About Cannex Capital Holdings Inc.
Cannex, through its wholly-owned subsidiaries, provides a wide range of services including real estate, management, financial, branding and IP to licensed cannabis business operators domestically and internationally. Cannex is focused on premium indoor cultivation, extraction, manufacturing and branding of edible and derivative products as well as retail operations. Cannex is undertaking expansion initiatives to support the acquisition and development of additional assets in legal medical and recreational cannabis markets.

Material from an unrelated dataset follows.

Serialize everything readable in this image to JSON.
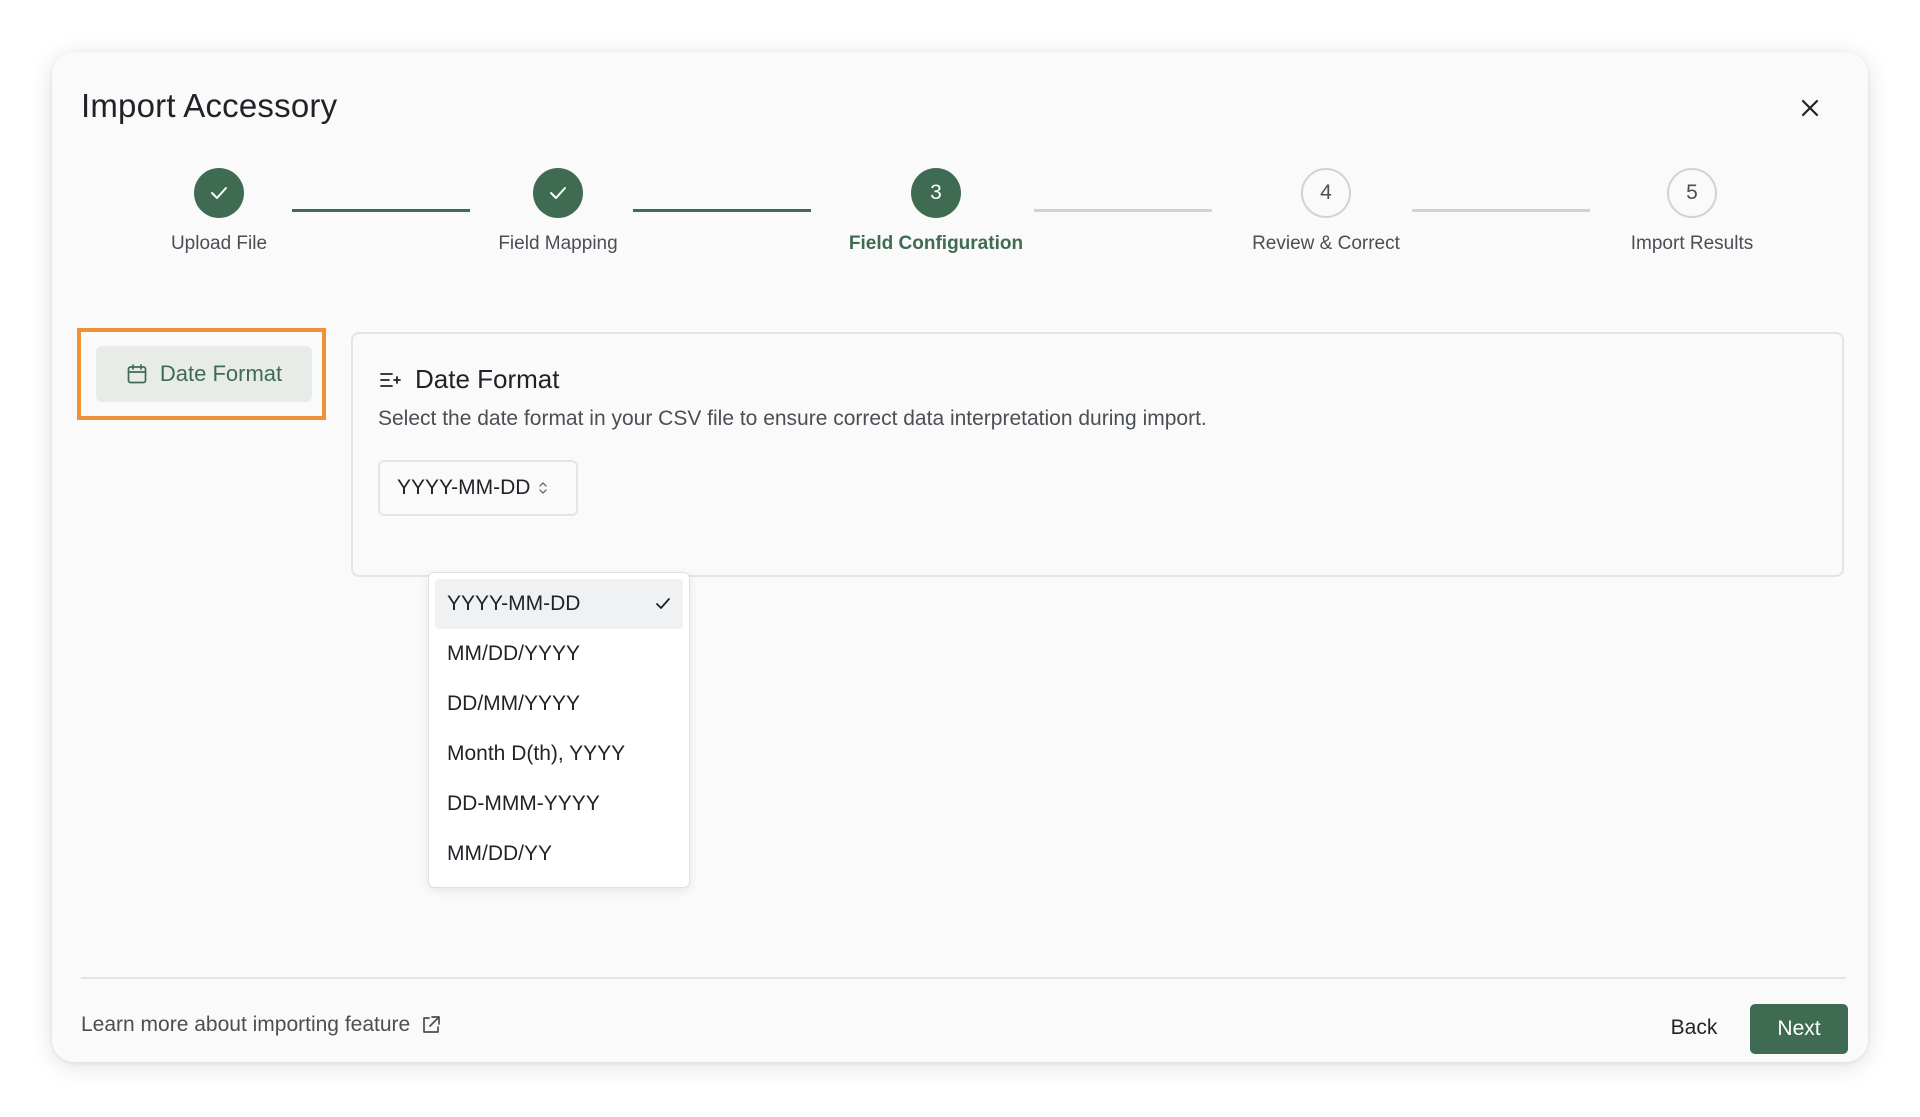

Based in Vancouver, BC, Cannex is managed by a team of experienced industry and capital markets experts who are committed to aggressive, cost-effective growth. Cannex currently owns BrightLeaf Development LLC which holds real estate assets, property leases, brands and intellectual property, and material supply agreements with Superior Gardens LLC (d/b/a Northwest Cannabis Solutions), Washington State’s and the Pacific Northwest’s largest full-line cannabis producer/processor, as well as 7Point Holdings LLC, another Washington State licensed cannabis producer/processor. Northwest Cannabis Solutions and 7Point Holdings are not Cannex subsidiaries, and Cannex does not hold any ownership position in either company.